Лорд Генри покачал головой.

— Американки так же ловко умеют скрывать своих родственников, как англичанки свое прошлое, — сказал он, вставая.

— Вероятно, они владельцы свиной бойни?

— Надеюсь, что так, дядя Джордж, в интересах Дартмура, Я слышал, что свиной промысел в Америке наивыгоднейшая профессия после политики.

— Она красива?

— Она держит себя, как красавица. Большинство американок так себя держат. В этом секрет их обаяния.

— Но почему эти американки не сидят у себя в Америке? Ведь они всегда уверяют, что там для женщин рай.
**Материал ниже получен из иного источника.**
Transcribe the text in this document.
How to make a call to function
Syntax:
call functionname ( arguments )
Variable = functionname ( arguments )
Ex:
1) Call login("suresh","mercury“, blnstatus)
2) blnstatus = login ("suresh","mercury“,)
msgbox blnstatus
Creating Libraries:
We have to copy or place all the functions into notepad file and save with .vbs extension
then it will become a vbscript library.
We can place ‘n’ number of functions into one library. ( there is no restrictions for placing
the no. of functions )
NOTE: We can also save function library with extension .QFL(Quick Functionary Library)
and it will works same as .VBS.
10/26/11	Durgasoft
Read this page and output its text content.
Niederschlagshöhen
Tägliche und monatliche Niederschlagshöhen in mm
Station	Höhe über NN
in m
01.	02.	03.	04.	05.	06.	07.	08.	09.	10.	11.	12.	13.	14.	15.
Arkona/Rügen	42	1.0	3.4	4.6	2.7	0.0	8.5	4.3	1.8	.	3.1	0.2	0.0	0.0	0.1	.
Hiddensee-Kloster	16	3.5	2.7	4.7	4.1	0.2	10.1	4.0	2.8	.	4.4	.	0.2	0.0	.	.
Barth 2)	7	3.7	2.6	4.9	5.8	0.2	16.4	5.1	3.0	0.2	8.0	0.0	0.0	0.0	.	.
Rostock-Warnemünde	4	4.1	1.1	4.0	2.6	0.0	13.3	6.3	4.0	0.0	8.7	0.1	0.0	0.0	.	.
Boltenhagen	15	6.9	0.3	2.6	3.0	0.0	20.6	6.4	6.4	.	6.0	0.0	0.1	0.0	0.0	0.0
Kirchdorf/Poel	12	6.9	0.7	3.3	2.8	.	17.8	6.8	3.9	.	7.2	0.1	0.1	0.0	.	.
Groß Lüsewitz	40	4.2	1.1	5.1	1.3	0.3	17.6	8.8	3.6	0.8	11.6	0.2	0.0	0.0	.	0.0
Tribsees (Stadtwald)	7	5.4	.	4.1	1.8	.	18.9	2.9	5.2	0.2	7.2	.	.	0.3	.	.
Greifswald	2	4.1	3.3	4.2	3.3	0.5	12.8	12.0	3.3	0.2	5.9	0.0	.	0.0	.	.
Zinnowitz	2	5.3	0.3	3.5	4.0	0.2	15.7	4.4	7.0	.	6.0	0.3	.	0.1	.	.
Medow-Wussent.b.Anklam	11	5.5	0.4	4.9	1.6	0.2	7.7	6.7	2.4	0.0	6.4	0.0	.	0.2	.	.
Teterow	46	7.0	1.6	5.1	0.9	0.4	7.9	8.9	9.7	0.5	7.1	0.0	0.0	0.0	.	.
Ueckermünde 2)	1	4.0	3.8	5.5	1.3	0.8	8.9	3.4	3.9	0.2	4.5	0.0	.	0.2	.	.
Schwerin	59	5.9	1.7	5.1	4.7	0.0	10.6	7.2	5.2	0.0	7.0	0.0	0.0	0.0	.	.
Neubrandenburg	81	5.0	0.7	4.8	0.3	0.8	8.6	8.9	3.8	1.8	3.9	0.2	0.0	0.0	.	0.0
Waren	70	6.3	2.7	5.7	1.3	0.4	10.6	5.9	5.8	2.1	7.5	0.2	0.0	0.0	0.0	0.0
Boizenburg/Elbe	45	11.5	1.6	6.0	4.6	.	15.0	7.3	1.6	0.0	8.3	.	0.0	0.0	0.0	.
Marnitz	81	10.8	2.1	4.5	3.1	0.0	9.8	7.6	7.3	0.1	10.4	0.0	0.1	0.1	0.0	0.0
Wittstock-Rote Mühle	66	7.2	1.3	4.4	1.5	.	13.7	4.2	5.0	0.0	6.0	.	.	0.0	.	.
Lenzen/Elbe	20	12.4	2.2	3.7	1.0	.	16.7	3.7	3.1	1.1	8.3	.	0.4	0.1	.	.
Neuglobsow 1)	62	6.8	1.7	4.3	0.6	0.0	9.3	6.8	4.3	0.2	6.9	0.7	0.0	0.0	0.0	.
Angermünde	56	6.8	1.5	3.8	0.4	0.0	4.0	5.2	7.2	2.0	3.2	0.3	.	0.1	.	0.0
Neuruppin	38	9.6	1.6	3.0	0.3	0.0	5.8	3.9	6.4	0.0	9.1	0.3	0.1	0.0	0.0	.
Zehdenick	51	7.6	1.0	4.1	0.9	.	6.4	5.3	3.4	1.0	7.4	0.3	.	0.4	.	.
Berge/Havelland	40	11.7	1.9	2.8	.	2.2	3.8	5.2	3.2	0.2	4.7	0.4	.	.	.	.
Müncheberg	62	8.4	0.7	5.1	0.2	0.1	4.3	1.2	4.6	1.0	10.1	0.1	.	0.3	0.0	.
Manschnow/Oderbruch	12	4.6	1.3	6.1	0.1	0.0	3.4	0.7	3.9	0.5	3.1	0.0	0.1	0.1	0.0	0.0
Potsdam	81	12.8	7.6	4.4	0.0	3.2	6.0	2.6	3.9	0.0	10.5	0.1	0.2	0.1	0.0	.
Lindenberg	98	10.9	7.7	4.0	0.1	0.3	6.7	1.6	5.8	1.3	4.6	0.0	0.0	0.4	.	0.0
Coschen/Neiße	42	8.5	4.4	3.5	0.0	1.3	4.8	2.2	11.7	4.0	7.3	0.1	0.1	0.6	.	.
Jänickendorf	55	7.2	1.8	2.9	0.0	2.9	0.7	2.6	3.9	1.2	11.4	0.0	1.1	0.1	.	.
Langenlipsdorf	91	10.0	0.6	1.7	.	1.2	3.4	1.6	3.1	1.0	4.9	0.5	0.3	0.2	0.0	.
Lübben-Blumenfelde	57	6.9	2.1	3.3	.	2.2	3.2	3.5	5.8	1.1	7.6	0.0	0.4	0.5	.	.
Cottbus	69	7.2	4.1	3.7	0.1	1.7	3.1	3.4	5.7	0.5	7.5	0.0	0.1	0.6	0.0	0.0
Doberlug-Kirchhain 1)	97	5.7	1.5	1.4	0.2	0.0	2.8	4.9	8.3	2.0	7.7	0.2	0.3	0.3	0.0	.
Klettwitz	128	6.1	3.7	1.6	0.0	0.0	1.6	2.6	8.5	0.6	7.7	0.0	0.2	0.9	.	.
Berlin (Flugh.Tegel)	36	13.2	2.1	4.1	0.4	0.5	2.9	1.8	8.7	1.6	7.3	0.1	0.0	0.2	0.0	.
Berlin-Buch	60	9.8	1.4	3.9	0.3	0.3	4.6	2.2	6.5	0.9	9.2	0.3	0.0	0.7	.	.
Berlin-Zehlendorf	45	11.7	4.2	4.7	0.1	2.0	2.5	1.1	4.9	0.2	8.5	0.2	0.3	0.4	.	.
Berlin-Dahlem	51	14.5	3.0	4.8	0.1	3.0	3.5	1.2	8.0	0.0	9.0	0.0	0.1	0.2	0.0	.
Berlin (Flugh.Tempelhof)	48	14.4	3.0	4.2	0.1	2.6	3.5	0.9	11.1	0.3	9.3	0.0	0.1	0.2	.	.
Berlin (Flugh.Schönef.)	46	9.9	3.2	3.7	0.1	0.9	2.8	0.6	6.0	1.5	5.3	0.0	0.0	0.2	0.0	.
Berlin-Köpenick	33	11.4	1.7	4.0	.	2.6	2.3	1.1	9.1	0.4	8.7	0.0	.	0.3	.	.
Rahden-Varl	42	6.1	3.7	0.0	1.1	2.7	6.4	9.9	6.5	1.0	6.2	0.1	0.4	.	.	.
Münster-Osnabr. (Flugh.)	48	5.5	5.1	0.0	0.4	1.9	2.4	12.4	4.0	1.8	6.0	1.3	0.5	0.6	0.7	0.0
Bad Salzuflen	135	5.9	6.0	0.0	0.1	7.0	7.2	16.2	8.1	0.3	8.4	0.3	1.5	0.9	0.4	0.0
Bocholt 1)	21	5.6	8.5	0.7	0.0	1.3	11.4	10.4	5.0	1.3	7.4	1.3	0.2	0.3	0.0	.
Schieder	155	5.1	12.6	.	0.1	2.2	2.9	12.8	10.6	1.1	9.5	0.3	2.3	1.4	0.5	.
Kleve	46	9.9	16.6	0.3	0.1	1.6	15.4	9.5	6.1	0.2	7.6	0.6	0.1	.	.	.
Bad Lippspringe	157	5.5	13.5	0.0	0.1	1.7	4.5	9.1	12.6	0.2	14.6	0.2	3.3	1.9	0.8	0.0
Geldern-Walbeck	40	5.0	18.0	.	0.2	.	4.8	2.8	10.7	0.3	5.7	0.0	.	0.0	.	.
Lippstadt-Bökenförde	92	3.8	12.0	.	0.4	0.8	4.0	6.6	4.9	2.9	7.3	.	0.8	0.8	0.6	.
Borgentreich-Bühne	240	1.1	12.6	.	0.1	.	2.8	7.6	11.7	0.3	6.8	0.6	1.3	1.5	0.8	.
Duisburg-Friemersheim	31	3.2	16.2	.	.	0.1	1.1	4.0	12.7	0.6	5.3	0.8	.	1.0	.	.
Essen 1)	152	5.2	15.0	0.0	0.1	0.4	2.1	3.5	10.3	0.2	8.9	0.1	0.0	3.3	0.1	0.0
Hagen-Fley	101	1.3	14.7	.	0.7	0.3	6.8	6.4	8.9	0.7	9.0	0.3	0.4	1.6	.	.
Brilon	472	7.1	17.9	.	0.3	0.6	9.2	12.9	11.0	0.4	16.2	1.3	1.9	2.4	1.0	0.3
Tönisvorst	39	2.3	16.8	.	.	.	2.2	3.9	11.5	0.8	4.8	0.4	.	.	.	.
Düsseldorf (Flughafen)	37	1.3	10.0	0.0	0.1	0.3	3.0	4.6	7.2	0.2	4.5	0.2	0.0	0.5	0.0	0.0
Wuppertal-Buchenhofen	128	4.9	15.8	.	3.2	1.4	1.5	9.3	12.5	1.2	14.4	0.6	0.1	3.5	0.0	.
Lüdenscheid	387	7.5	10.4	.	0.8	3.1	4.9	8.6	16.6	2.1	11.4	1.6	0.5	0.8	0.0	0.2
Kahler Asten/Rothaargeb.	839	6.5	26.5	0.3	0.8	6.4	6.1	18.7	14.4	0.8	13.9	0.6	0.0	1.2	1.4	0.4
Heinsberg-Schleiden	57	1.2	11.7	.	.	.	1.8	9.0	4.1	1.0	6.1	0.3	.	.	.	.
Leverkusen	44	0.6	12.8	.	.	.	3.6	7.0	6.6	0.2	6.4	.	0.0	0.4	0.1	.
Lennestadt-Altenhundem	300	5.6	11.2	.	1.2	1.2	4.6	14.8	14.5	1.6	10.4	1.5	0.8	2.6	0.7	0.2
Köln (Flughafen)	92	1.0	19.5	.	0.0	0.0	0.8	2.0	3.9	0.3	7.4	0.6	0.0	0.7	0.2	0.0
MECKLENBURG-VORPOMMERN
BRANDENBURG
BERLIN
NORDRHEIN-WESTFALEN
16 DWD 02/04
— Так оно и есть. Потому-то они, подобно Еве, и стремятся его покинуть, — сказал лорд Генри. — Прощайте, дядя Джордж. Я опоздаю к завтраку, если останусь дольше. Благодарю вас за сведения, они мне были очень нужны. Я всегда люблю все знать о моих новых друзьях и ничего о старых.

— Где же вы завтракаете, Гарри?

— У тети Агаты. Я сам напросился к ней с мистером Греем. Он ее последний ргоtege.

— Гм! Скажите вашей тете Агате, Гарри, чтобы она больше не надоедала мне своими благотворительными воззваниями. Мне они до тошноты надоели. И с чего эта милая женщина взяла, что у меня нет другого дела, как только писать чеки для ее глупых фантазий?

— Хорошо, дядя Джордж, я ей это скажу; только это будет бесполезно. Филантропы ведь теряют всякое чувство любви к человеку. Это их характерная черта.

Старый джентльмен одобрительно промычал и позвонил своему слуге. Лорд Генри пассажем вышел на Берлингтон-стрит и направил свои шаги в сторону Вэркли-сквера.

Так вот история семьи Дориана Грея! Хотя она и была рассказана лорду Генри в грубых чертах, в ней было что-то трогательное, похожее на необычный, почти современный роман. Прелестная женщина, ставящая все на карту ради безумной страсти… Несколько недель головокружительного счастья, пресеченных отвратительным, вероломным преступлением. Месяцы безмолвной агонии и после — муки родов. Мать, унесенная смертью, мальчик, предоставленный одиночеству и тирании старого, бездушного человека. Да, это был интересный фон. Он оттенял юношу, делая его как бы еще совершеннее. За всем прекрасным, что когда-либо существовало, всегда было нечто трагическое. Для расцвета даже самых заурядных цветов нужны муки целых миров… И как обворожителен был Дориан накануне, когда он сидел за обедом в клубе против лорда Генри, с таким удивленным взором и с выражением смущенного удовольствия на полураскрытых губах, а красные абажуры на свечах своим розовым отблеском оттеняли расцветавшую красоту его лица. Говорить с ним было почти то же, что играть на редкостной скрипке. Он был отзывчив к легчайшим прикосновениям и вибрациям смычка… Было что-то страшно-увлекательное в этой возможности проявлять свое влияние. Никакое другое занятие не могло сравниться с этим. Переливать свою душу в какое-нибудь изящное существо, на некоторое время дать ей помедлить там, слышать эхо своих собственных идей, усиленное музыкой страсти и юности; как какую-нибудь нежную жидкость или необыкновенный аромат, передавать другому свой собственный темперамент, в этом было истинное наслаждение, быть может, самое полное изо всех наслаждений, доставшихся в удел нашему ограниченному, вульгарному веку с его пошлыми стремлениями и грубо-чувственными удовольствиями…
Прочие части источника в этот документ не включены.